In a classroom, real-time translation can mean:
- quicker integration for newly arrived students
- fewer barriers in group work
- more confidence to participate in your own language
This won't solve everything, but it's a meaningful inclusion lever if it's accurate and designed carefully.
Link: Watch: Apple AirPods translation demo
Sovereign models and national deals are becoming part of education strategy
Two different notes here, but they connect.
One is the Australian start-up building a sovereign model (Australis) trained on local data in Australian-owned data centres, with a stated approach to licensing, transparency, and local compute.
The other is Greece following Estonia in adopting ChatGPT Edu as part of a national agreement with OpenAI, tied to education and small business innovation.
Different strategies, same underlying question:
Who controls the capability layer that education relies on?

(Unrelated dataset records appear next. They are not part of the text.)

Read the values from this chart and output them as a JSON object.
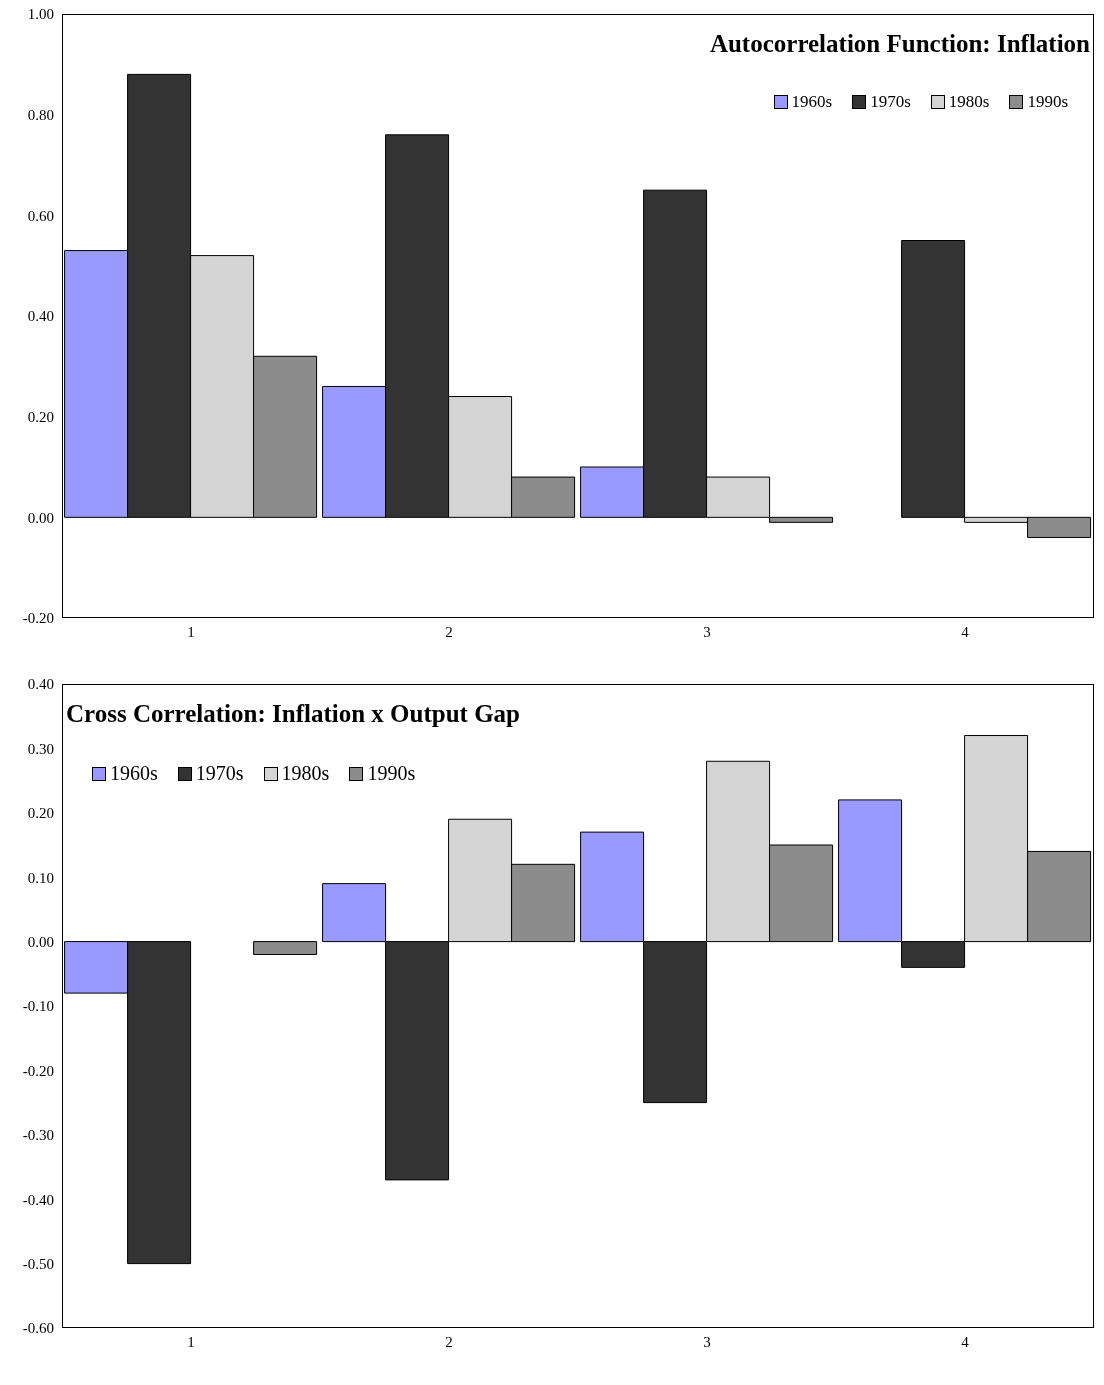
{
  "chart_data": [
    {
      "type": "bar",
      "title": "Autocorrelation Function: Inflation",
      "categories": [
        "1",
        "2",
        "3",
        "4"
      ],
      "series": [
        {
          "name": "1960s",
          "color": "#9999ff",
          "values": [
            0.53,
            0.26,
            0.1,
            0.0
          ]
        },
        {
          "name": "1970s",
          "color": "#333333",
          "values": [
            0.88,
            0.76,
            0.65,
            0.55
          ]
        },
        {
          "name": "1980s",
          "color": "#d4d4d4",
          "values": [
            0.52,
            0.24,
            0.08,
            -0.01
          ]
        },
        {
          "name": "1990s",
          "color": "#8c8c8c",
          "values": [
            0.32,
            0.08,
            -0.01,
            -0.04
          ]
        }
      ],
      "ylim": [
        -0.2,
        1.0
      ],
      "yticks": [
        {
          "value": -0.2,
          "label": "-0.20"
        },
        {
          "value": 0,
          "label": "0.00"
        },
        {
          "value": 0.2,
          "label": "0.20"
        },
        {
          "value": 0.4,
          "label": "0.40"
        },
        {
          "value": 0.6,
          "label": "0.60"
        },
        {
          "value": 0.8,
          "label": "0.80"
        },
        {
          "value": 1.0,
          "label": "1.00"
        }
      ],
      "grid": false,
      "legend": "top right"
    },
    {
      "type": "bar",
      "title": "Cross Correlation: Inflation x Output Gap",
      "categories": [
        "1",
        "2",
        "3",
        "4"
      ],
      "series": [
        {
          "name": "1960s",
          "color": "#9999ff",
          "values": [
            -0.08,
            0.09,
            0.17,
            0.22
          ]
        },
        {
          "name": "1970s",
          "color": "#333333",
          "values": [
            -0.5,
            -0.37,
            -0.25,
            -0.04
          ]
        },
        {
          "name": "1980s",
          "color": "#d4d4d4",
          "values": [
            null,
            0.19,
            0.28,
            0.32
          ]
        },
        {
          "name": "1990s",
          "color": "#8c8c8c",
          "values": [
            -0.02,
            0.12,
            0.15,
            0.14
          ]
        }
      ],
      "ylim": [
        -0.6,
        0.4
      ],
      "yticks": [
        {
          "value": -0.6,
          "label": "-0.60"
        },
        {
          "value": -0.5,
          "label": "-0.50"
        },
        {
          "value": -0.4,
          "label": "-0.40"
        },
        {
          "value": -0.3,
          "label": "-0.30"
        },
        {
          "value": -0.2,
          "label": "-0.20"
        },
        {
          "value": -0.1,
          "label": "-0.10"
        },
        {
          "value": 0,
          "label": "0.00"
        },
        {
          "value": 0.1,
          "label": "0.10"
        },
        {
          "value": 0.2,
          "label": "0.20"
        },
        {
          "value": 0.3,
          "label": "0.30"
        },
        {
          "value": 0.4,
          "label": "0.40"
        }
      ],
      "grid": false,
      "legend": "top left"
    }
  ]
}
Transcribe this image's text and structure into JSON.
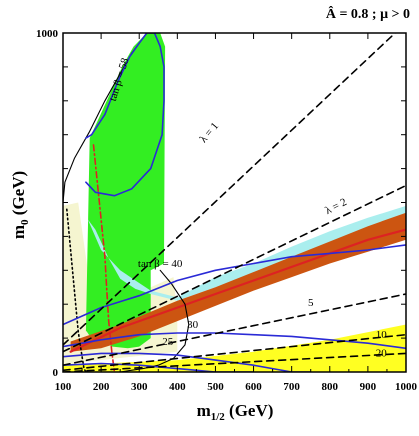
{
  "chart_data": {
    "type": "area",
    "title": "Â = 0.8 ; μ > 0",
    "xlabel": "m1/2 (GeV)",
    "ylabel": "m0 (GeV)",
    "xlim": [
      100,
      1000
    ],
    "ylim": [
      0,
      1000
    ],
    "x_ticks": [
      100,
      200,
      300,
      400,
      500,
      600,
      700,
      800,
      900,
      1000
    ],
    "y_ticks": [
      0,
      1000
    ],
    "y_tick_labels": [
      "0",
      "1000"
    ],
    "colors": {
      "pale_yellow": "#f5f5d0",
      "green": "#33ee22",
      "cyan": "#aaeeee",
      "brown": "#cc5511",
      "yellow": "#ffff22",
      "red": "#dd2222",
      "blue": "#2a2ad6",
      "black": "#000000"
    },
    "series": [
      {
        "name": "",
        "style": "pale-yellow-region",
        "x": [
          100,
          100,
          140,
          175,
          250,
          350,
          390,
          400,
          400,
          160,
          100
        ],
        "y": [
          0,
          490,
          500,
          220,
          210,
          260,
          280,
          170,
          60,
          30,
          0
        ]
      },
      {
        "name": "",
        "style": "green-region",
        "x": [
          160,
          170,
          215,
          255,
          285,
          320,
          355,
          368,
          365,
          330,
          330,
          300,
          270,
          230,
          190,
          168,
          162
        ],
        "y": [
          120,
          690,
          800,
          900,
          960,
          1000,
          1000,
          960,
          320,
          300,
          100,
          75,
          70,
          75,
          95,
          110,
          120
        ]
      },
      {
        "name": "",
        "style": "cyan-band",
        "x": [
          165,
          200,
          250,
          290,
          330,
          400,
          500,
          600,
          700,
          800,
          900,
          1000,
          1000,
          900,
          800,
          700,
          600,
          500,
          400,
          330,
          290,
          250,
          220,
          185,
          165
        ],
        "y": [
          450,
          360,
          300,
          270,
          240,
          220,
          280,
          320,
          370,
          415,
          455,
          490,
          455,
          415,
          375,
          335,
          290,
          250,
          210,
          230,
          245,
          275,
          335,
          420,
          450
        ]
      },
      {
        "name": "",
        "style": "brown-band",
        "x": [
          120,
          250,
          400,
          500,
          600,
          700,
          800,
          900,
          1000,
          1000,
          900,
          800,
          700,
          600,
          500,
          400,
          300,
          200,
          120
        ],
        "y": [
          90,
          140,
          210,
          250,
          295,
          340,
          385,
          430,
          470,
          390,
          355,
          320,
          280,
          240,
          195,
          150,
          105,
          70,
          60
        ]
      },
      {
        "name": "",
        "style": "red-line",
        "x": [
          120,
          250,
          400,
          500,
          600,
          700,
          800,
          900,
          1000
        ],
        "y": [
          60,
          130,
          190,
          230,
          270,
          310,
          350,
          390,
          420
        ]
      },
      {
        "name": "",
        "style": "yellow-region",
        "x": [
          100,
          400,
          600,
          800,
          1000,
          1000,
          100
        ],
        "y": [
          20,
          35,
          60,
          95,
          140,
          0,
          0
        ]
      },
      {
        "name": "",
        "style": "red-dashdot",
        "x": [
          180,
          190,
          200,
          210,
          215,
          220,
          228,
          235
        ],
        "y": [
          670,
          560,
          450,
          340,
          240,
          150,
          60,
          0
        ]
      },
      {
        "name": "",
        "style": "black-solid-boundary",
        "x": [
          100,
          105,
          130,
          170,
          210,
          250,
          280,
          320,
          350
        ],
        "y": [
          500,
          560,
          630,
          710,
          800,
          880,
          940,
          1000,
          1000
        ]
      },
      {
        "name": "",
        "style": "black-solid-contour",
        "x": [
          355,
          385,
          420,
          430,
          420,
          390,
          350,
          310,
          250,
          100
        ],
        "y": [
          300,
          260,
          200,
          140,
          80,
          40,
          20,
          10,
          0,
          0
        ]
      },
      {
        "name": "",
        "style": "black-dotted",
        "x": [
          110,
          115,
          120,
          125,
          130,
          135,
          140,
          148,
          155,
          160
        ],
        "y": [
          480,
          420,
          360,
          300,
          240,
          180,
          120,
          60,
          10,
          0
        ]
      },
      {
        "name": "",
        "style": "blue-tanb58",
        "x": [
          160,
          175,
          210,
          245,
          275,
          300,
          320,
          340,
          355,
          365,
          365,
          360,
          330,
          280,
          235,
          185,
          160
        ],
        "y": [
          690,
          700,
          760,
          860,
          930,
          970,
          1000,
          1000,
          960,
          900,
          800,
          700,
          600,
          540,
          520,
          530,
          560
        ]
      },
      {
        "name": "",
        "style": "blue-tanb40",
        "x": [
          100,
          200,
          300,
          400,
          500,
          600,
          700,
          800,
          900,
          1000
        ],
        "y": [
          140,
          190,
          225,
          270,
          300,
          320,
          340,
          350,
          360,
          375
        ]
      },
      {
        "name": "",
        "style": "blue-tanb30",
        "x": [
          100,
          200,
          300,
          400,
          500,
          600,
          700,
          800,
          900,
          1000
        ],
        "y": [
          75,
          95,
          110,
          115,
          115,
          110,
          105,
          95,
          85,
          70
        ]
      },
      {
        "name": "",
        "style": "blue-tanb25",
        "x": [
          100,
          200,
          300,
          400,
          500,
          600,
          650,
          700,
          750
        ],
        "y": [
          45,
          55,
          55,
          50,
          35,
          20,
          10,
          0,
          0
        ]
      },
      {
        "name": "",
        "style": "blue-tanb20",
        "x": [
          100,
          200,
          300,
          400,
          500,
          550,
          600
        ],
        "y": [
          20,
          25,
          20,
          10,
          0,
          0,
          0
        ]
      },
      {
        "name": "",
        "style": "dashed-lambda1",
        "x": [
          100,
          1000
        ],
        "y": [
          80,
          1030
        ]
      },
      {
        "name": "",
        "style": "dashed-lambda2",
        "x": [
          100,
          1000
        ],
        "y": [
          60,
          550
        ]
      },
      {
        "name": "",
        "style": "dashed-tanb5",
        "x": [
          100,
          1000
        ],
        "y": [
          20,
          230
        ]
      },
      {
        "name": "",
        "style": "dashed-tanb10",
        "x": [
          100,
          1000
        ],
        "y": [
          5,
          110
        ]
      },
      {
        "name": "",
        "style": "dashed-tanb20",
        "x": [
          100,
          1000
        ],
        "y": [
          0,
          55
        ]
      }
    ],
    "annotations": [
      {
        "text": "tan β = 58",
        "x": 255,
        "y": 860,
        "angle": -73
      },
      {
        "text": "λ = 1",
        "x": 490,
        "y": 700,
        "angle": -50
      },
      {
        "text": "λ = 2",
        "x": 820,
        "y": 480,
        "angle": -27
      },
      {
        "text": "tan β = 40",
        "x": 355,
        "y": 310,
        "angle": 0
      },
      {
        "text": "5",
        "x": 750,
        "y": 195,
        "angle": 0
      },
      {
        "text": "30",
        "x": 440,
        "y": 130,
        "angle": 0
      },
      {
        "text": "25",
        "x": 375,
        "y": 80,
        "angle": 0
      },
      {
        "text": "10",
        "x": 935,
        "y": 100,
        "angle": 0
      },
      {
        "text": "20",
        "x": 935,
        "y": 45,
        "angle": 0
      }
    ]
  }
}
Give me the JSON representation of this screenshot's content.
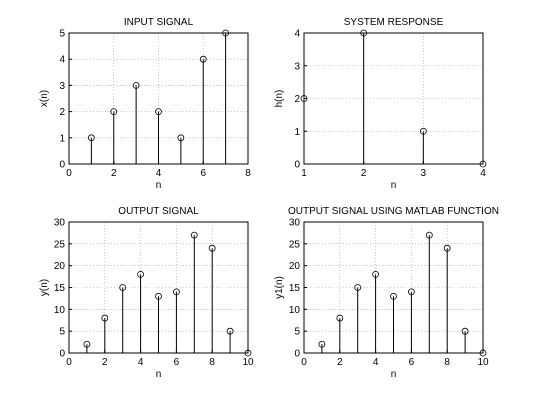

Because once AI becomes normal in learning, "where it runs", "who governs it", and "what it's trained on" stop being abstract policy topics. They become day-to-day operational risk.
Links: Read more: Start-up joins race to build local ChatGPT (AFR) Greece and OpenAI agree deal to boost AI use
Where I'm sitting after all this
The education system is being nudged into a reset.
- assessment is shifting toward work students do in front of you, not just what they submit later
- teacher education needs to treat AI literacy as a core part of practice, not a side skill
- child safety rules are arriving because the risks aren't theoretical anymore
- reliability and reproducibility are becoming practical requirements, not "nice to have"
- and nations are starting to treat AI capability as strategic infrastructure
The hard part isn't picking a tool.
The hard part is deciding what we value, what we reward, and what we protect as AI becomes part of normal learning.